Après 50 jours de marche forcée, son groupe de prisonniers arrive finalement dans son lieu de captivité, un village désaffecté, le « camp 70 ». Leur quotidien alterne entre les corvées et les cours de rééducation politique. Les commissaires leur imposent « lavage de cerveau, autocritique et matraquage idéologique ». Il frôle la mort pour avoir « volé » des piments, « la nourriture du peuple ». La dureté de la vie dans les camps ne fait pas de quartier, il voit encore mourir d’autres compagnons d’infortune. Sur les plus de 11 000 prisonniers, près de 8 000 d’entre eux ne reverront pas le pays.

William Schilardi fait partie des quelques rares élus, mais, jugé trop affaibli, il ne sera pas libéré en juillet dans la foulée de la signature des accords de Genève qui mettent fin à la guerre. Il rejoint d’abord le Japon en septembre avant d’être rapatrié en France. Le « retour est très dur », se souvient-il. D’abord parce que l’opinion publique française est indifférente, quand elle n’est pas carrément hostile, à ce conflit lointain et à ceux qui l’ont mené. Ensuite parce qu’il faut se reconstruire. Une lutte de tous les instants.   

Reconstruction

Sur le plan psychique, il doit faire face à un syndrome de stress post-traumatique trois ans après son retour. Il revit dans des cauchemars hallucinés ces moments de la bataille où il tire derrière sa quadruple. Malgré cela, il ne sombre pas. Il s’intéresse au bouddhisme zen, et poursuit des réflexions religieuses et philosophiques entamées lors de sa captivité, sur l’homme, l’espoir, la puissance de l’esprit, le respect de la vie et de la nature. 

Sur le plan physique, il se plonge dans le sport, multiplie les exercices de rééducation, étudie l’anatomie, la médecine et l’ostéopathie. Il retrouve même, au bout de cinq ans, l’usage complet de sa jambe et effectue son premier marathon en 1974. Il tient surtout une promesse qu’il s’était faite en enfer : aider les vieux, les jeunes, les handicapés, ceux qui en ont besoin. Pour cela, il devient notamment entraîneur et crée sa propre méthode thérapeutique.  
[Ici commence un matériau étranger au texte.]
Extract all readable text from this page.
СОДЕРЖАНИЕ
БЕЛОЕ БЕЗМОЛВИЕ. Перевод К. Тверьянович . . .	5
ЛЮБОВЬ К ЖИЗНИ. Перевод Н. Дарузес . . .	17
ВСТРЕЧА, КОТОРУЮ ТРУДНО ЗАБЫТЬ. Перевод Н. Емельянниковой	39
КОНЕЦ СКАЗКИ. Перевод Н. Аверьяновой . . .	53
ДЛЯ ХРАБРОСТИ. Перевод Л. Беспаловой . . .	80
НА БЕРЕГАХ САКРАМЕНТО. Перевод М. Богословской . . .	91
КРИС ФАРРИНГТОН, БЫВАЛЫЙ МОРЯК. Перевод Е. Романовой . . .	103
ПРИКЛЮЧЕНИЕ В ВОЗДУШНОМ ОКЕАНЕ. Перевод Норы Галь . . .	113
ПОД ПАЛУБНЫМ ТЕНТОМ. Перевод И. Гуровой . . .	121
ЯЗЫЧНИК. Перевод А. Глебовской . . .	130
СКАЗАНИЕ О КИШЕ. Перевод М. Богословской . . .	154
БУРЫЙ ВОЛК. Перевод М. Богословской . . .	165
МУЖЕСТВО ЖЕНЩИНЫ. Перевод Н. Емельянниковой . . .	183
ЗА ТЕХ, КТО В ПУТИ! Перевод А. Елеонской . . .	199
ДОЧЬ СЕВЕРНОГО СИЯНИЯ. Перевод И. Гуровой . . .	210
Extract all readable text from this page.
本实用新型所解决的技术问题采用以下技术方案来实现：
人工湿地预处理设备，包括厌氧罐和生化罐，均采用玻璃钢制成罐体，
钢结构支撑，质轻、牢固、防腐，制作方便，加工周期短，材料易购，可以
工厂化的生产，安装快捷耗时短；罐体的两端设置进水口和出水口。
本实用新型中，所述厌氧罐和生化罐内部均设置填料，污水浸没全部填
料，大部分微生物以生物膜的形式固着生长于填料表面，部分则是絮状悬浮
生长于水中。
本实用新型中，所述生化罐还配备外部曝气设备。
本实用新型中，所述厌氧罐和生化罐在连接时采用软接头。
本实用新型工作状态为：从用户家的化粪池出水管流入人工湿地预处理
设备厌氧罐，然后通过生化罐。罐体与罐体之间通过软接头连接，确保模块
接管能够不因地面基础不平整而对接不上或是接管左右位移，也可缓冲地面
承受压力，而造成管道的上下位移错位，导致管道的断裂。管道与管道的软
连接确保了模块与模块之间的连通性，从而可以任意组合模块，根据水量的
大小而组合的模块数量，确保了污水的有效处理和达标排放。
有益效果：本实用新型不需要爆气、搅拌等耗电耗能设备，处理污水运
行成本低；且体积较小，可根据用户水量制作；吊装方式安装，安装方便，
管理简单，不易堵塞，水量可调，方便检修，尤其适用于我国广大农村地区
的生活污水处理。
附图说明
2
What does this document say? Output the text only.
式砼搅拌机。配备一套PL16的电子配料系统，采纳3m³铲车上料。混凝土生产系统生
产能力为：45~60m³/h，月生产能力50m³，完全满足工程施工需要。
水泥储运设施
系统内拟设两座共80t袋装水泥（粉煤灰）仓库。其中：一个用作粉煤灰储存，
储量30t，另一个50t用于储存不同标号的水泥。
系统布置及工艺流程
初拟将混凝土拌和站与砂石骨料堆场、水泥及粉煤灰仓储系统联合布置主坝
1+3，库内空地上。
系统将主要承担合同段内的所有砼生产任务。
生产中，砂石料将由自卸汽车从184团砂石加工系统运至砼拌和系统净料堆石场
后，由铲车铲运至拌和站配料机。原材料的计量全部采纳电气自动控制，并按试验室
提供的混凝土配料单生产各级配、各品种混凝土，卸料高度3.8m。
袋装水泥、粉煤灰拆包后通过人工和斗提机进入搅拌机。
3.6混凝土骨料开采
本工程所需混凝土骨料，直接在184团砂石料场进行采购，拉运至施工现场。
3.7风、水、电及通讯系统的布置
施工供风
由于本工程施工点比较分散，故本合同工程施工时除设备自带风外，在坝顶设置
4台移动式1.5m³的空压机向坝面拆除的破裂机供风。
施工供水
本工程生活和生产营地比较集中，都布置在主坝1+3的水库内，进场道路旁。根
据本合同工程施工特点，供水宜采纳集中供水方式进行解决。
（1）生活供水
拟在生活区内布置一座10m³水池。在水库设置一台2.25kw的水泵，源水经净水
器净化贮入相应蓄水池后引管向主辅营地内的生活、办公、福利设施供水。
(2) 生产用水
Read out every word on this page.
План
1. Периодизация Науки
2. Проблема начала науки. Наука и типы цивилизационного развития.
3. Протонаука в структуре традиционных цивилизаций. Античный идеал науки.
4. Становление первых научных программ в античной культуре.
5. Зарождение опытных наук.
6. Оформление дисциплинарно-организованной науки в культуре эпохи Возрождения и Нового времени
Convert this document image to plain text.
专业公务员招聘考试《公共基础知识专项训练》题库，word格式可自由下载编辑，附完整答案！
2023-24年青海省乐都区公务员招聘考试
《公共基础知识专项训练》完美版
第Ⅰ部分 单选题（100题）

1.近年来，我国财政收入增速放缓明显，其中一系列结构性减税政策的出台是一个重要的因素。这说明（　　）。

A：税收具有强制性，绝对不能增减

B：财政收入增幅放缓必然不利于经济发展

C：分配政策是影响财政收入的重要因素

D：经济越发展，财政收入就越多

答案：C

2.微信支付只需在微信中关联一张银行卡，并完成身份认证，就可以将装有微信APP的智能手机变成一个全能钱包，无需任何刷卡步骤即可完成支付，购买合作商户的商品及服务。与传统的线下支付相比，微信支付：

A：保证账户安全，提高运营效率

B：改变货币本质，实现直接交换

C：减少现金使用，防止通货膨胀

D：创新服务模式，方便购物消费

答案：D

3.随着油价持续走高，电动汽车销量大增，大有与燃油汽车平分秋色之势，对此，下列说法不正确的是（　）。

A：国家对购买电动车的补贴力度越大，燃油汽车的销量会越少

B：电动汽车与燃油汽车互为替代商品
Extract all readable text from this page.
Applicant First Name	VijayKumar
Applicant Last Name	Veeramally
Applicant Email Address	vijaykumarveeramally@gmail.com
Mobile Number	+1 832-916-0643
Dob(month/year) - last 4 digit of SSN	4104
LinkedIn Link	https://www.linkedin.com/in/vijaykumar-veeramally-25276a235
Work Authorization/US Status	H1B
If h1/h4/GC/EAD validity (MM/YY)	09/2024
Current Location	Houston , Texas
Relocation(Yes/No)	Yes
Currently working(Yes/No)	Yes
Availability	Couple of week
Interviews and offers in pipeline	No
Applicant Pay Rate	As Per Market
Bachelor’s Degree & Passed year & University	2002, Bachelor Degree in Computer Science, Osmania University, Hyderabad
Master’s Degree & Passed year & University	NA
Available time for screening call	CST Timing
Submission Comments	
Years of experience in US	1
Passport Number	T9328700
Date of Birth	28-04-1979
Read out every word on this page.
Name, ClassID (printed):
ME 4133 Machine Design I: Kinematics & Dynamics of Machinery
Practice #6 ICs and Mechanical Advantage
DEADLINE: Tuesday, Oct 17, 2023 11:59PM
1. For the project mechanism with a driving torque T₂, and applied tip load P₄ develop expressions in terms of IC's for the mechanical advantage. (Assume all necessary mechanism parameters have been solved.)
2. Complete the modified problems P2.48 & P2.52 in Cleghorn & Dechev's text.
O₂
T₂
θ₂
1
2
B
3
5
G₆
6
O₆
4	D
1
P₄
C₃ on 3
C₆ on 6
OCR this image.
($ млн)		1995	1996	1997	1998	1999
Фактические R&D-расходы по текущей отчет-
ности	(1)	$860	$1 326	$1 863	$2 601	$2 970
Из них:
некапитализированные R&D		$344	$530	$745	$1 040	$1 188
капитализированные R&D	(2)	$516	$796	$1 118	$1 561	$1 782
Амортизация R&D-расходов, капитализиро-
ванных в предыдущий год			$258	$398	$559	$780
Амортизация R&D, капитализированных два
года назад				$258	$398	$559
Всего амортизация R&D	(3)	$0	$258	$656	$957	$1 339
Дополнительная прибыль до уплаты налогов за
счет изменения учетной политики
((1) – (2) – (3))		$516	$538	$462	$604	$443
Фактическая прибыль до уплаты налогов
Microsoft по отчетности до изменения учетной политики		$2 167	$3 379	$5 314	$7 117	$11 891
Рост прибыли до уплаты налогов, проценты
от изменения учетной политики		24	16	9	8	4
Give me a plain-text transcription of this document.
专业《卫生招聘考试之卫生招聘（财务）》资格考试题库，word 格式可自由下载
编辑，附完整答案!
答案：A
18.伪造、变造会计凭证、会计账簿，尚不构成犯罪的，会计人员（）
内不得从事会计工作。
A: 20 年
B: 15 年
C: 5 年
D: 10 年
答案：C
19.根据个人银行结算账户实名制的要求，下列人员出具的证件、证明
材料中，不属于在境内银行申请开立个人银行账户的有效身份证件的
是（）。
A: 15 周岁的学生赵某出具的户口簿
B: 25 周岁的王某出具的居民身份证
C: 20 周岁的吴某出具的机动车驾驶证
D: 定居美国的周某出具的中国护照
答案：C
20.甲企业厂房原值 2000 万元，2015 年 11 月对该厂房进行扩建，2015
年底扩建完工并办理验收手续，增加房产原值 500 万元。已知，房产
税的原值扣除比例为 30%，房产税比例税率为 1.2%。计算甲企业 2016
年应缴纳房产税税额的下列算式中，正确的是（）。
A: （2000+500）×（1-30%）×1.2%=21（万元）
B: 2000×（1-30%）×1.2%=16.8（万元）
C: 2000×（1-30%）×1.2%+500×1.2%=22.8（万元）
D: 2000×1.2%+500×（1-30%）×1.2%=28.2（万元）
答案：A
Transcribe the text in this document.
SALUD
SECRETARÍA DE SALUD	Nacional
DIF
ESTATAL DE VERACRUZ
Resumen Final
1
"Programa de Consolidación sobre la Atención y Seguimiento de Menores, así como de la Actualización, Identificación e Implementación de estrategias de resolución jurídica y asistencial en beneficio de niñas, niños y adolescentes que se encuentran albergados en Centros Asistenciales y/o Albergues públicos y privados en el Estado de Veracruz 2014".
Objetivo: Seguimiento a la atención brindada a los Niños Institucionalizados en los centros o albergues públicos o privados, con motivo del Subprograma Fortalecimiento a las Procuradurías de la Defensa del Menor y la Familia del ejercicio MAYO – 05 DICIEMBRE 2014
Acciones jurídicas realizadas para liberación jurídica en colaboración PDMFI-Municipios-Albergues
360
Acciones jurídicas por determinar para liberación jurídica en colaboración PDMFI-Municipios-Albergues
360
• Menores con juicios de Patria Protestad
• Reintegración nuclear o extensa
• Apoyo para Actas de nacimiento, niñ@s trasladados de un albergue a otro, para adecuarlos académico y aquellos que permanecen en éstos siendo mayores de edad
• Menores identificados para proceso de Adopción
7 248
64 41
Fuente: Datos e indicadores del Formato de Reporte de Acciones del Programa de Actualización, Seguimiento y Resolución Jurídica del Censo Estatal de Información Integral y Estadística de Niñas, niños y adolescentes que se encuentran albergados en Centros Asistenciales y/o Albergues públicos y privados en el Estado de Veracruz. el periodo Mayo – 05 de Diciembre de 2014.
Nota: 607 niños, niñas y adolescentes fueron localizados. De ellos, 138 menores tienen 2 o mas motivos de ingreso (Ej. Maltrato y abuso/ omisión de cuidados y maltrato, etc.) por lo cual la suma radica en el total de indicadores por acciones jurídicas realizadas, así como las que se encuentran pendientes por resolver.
« Dien Bien Phu m’a révélé en tant qu’homme, à tous les niveaux », insiste l’ancien para, comme si sa vie entière avait été déterminée par cette bataille. Sa vie, mais aussi sa vision du monde et sa façon de penser, qu’il développe dans ses mémoires Le stable dans l’instable (éditions La Bruyère), publiées en 2023. À 90 ans, son énergie et sa force d’âme demeurent intacts. Mais il y a là, à fleur de peau, ces éclats de métal qui bougent encore dans sa chair, qui l’habitent et le hantent. Comme autant de souvenirs encore bien vifs.  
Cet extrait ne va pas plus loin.